Closure Plan Development Steps

Steps in Closure Plan Development

The typical steps for closure planning are shown in Figure 1. These steps also provide a logical order in which to develop and present the various sections of a Closure Plan Report. They provide the reader with a progressive description of the material required to understand the need for, nature of, effectiveness of, and cost the Closure Plan.

Any closure plan must consider the long-term physical, chemical, biological and social/land-use effects on the surrounding natural systems (aquatic, groundwater, surface water etc.). Therefore there must be an understanding of the pre-mining environment (step 1) and the effects of past and future mine development (step 2) on the pre-mining environment. Operational control measures must be selected (step 3) for implementation during mining in order to minimize the impact on the surrounding ecosystems. Impact assessments (step 4) must be done prior to measures selection as well as periodically during operations in order to determine the success of the measures implemented. Alternative mine closure measures are developed (step 5) and assessed (step 6) during mine design to ensure that there are suitable closure measures available to remediate the impact of the selected mine development.

If suitable remediation or closure measures cannot be identified or achieved, then it may be appropriate to revise the type of mine development proposed (return to step 2). Once a technically acceptable mine development and closure plan has been developed it is necessary to prepare a monitoring and maintenance plan (step 7) that will monitor the system performance during operations and post closure and provide for the maintenance necessary to ensure the long term functionality of the system components. Throughout this process, costing and scheduling evaluations (step 8) are completed, if the costs are too onerous, or if fatal flaws in the design are identified, the process returns to the design phase (step 2) and alternative measures are evaluated

Once an acceptable plan is completed, an acceptable form of financial assurance is developed and provided (step 9) in order to cover the costs of plan implementation, long term operations, monitoring and maintenance of the site post closure. The final stages of the closure plan process involve the application for (step 10) and approval by (step 11) the regulatory agencies of the Closure Plan, and implementation (step 12) at the end of mine life.
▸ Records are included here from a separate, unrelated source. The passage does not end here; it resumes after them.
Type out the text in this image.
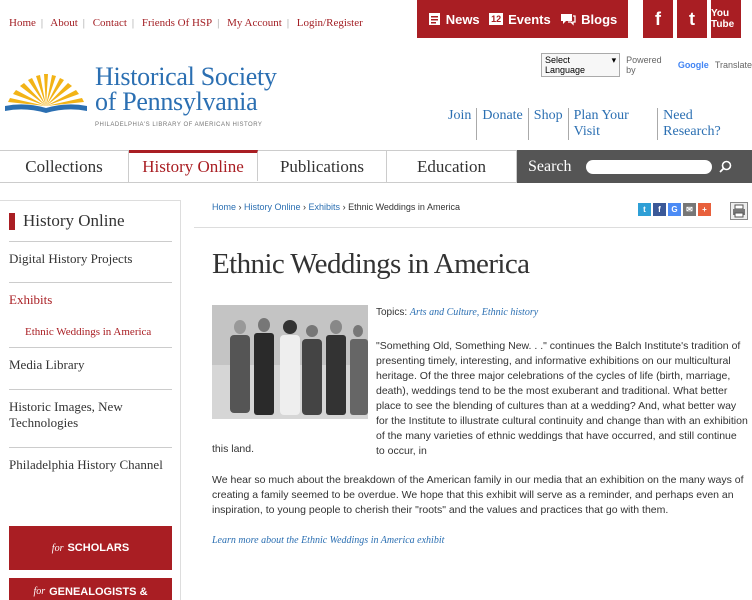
Home | About | Contact | Friends Of HSP | My Account | Login/Register	News 12 Events Blogs	f	t	You Tube
Select Language
▾ Powered by	Google Translate
Historical Society
of Pennsylvania
PHILADELPHIA'S LIBRARY OF AMERICAN HISTORY
Join Donate Shop Plan Your Visit
Need Research?
Collections	History Online	Publications	Education	Search
History Online
Digital History Projects
Exhibits
Ethnic Weddings in America
Media Library
Historic Images, New Technologies
Philadelphia History Channel
for SCHOLARS
for GENEALOGISTS &
Home › History Online › Exhibits › Ethnic Weddings in America	t	f	G	✉	+
Ethnic Weddings in America
Topics: Arts and Culture, Ethnic history

"Something Old, Something New. . ." continues the Balch Institute's tradition of presenting timely, interesting, and informative exhibitions on our multicultural heritage. Of the three major celebrations of the cycles of life (birth, marriage, death), weddings tend to be the most exuberant and traditional. What better place to see the blending of cultures than at a wedding? And, what better way for the Institute to illustrate cultural continuity and change than with an exhibition of the many varieties of ethnic weddings that have occurred, and still continue to occur, in

this land.

We hear so much about the breakdown of the American family in our media that an exhibition on the many ways of creating a family seemed to be overdue. We hope that this exhibit will serve as a reminder, and perhaps even an inspiration, to young people to cherish their "roots" and the values and practices that go with them.

Learn more about the Ethnic Weddings in America exhibit
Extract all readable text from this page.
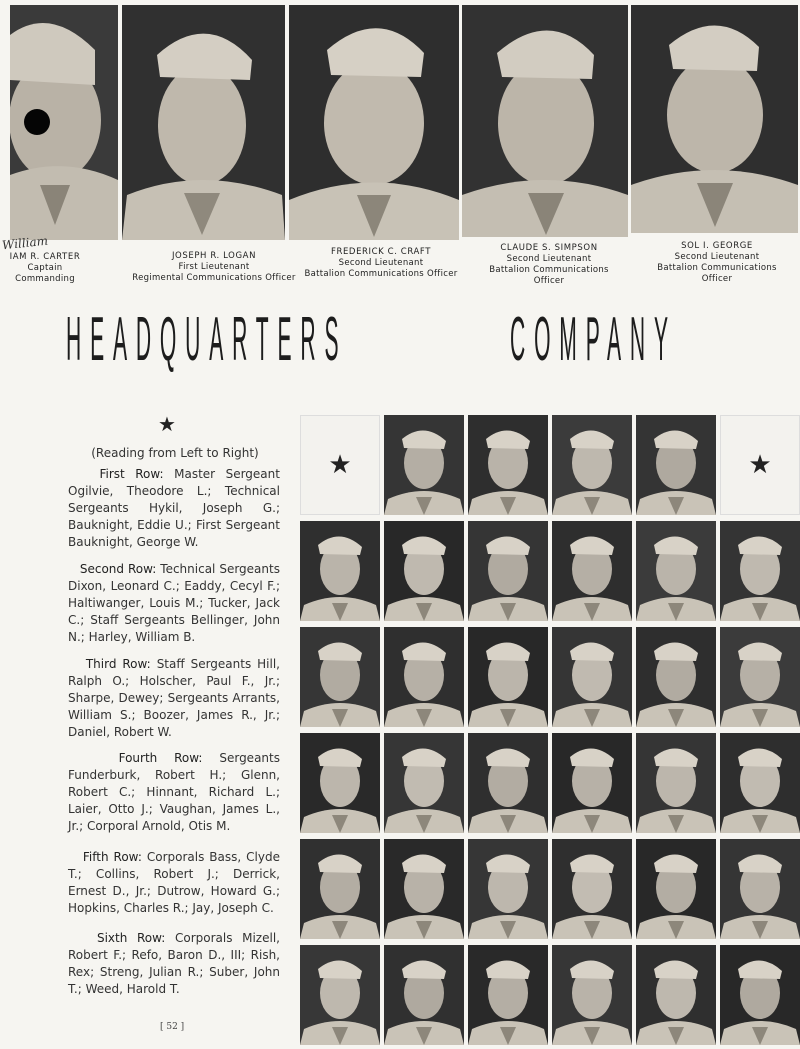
William
IAM R. CARTER
Captain
Commanding
JOSEPH R. LOGAN
First Lieutenant
Regimental Communications Officer
FREDERICK C. CRAFT
Second Lieutenant
Battalion Communications Officer
CLAUDE S. SIMPSON
Second Lieutenant
Battalion Communications
Officer
SOL I. GEORGE
Second Lieutenant
Battalion Communications
Officer
HEADQUARTERS	COMPANY
★
(Reading from Left to Right)
First Row: Master Sergeant Ogilvie, Theodore L.; Technical Sergeants Hykil, Joseph G.; Bauknight, Eddie U.; First Sergeant Bauknight, George W.
Second Row: Technical Sergeants Dixon, Leonard C.; Eaddy, Cecyl F.; Haltiwanger, Louis M.; Tucker, Jack C.; Staff Sergeants Bellinger, John N.; Harley, William B.
Third Row: Staff Sergeants Hill, Ralph O.; Holscher, Paul F., Jr.; Sharpe, Dewey; Sergeants Arrants, William S.; Boozer, James R., Jr.; Daniel, Robert W.
Fourth Row: Sergeants Funderburk, Robert H.; Glenn, Robert C.; Hinnant, Richard L.; Laier, Otto J.; Vaughan, James L., Jr.; Corporal Arnold, Otis M.
Fifth Row: Corporals Bass, Clyde T.; Collins, Robert J.; Derrick, Ernest D., Jr.; Dutrow, Howard G.; Hopkins, Charles R.; Jay, Joseph C.
Sixth Row: Corporals Mizell, Robert F.; Refo, Baron D., III; Rish, Rex; Streng, Julian R.; Suber, John T.; Weed, Harold T.
[ 52 ]
★	★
Figure 1. Typical Steps in the Closure Plan Development Process.

The Closure Plan document itself, must be completed in a logical manner which will provide the reader with a description of the area from pre-mining through to closure. The Closure Plan should also provide a discussion of the impacts (positive and negative) of mining on the surrounding environment, socio-economics, land use, health and safety etc. during operations, at closure, and over the long term as the reclaimed site responds to on-going natural processes of soil and vegetation evolution, erosion, sedimentation, chemical and physical weathering, frost action, biotic activity and during extreme events of floods, fire and earthquakes. This long term response is esentially an assessment of the sustainability of the site post closure and defines the need for long term monitoring and maintenance required by the site, i.e. the 'burden' placed on succeeding generations. The detailed description of the closure plan measures and the anticipated mitigated impacts can then be provided.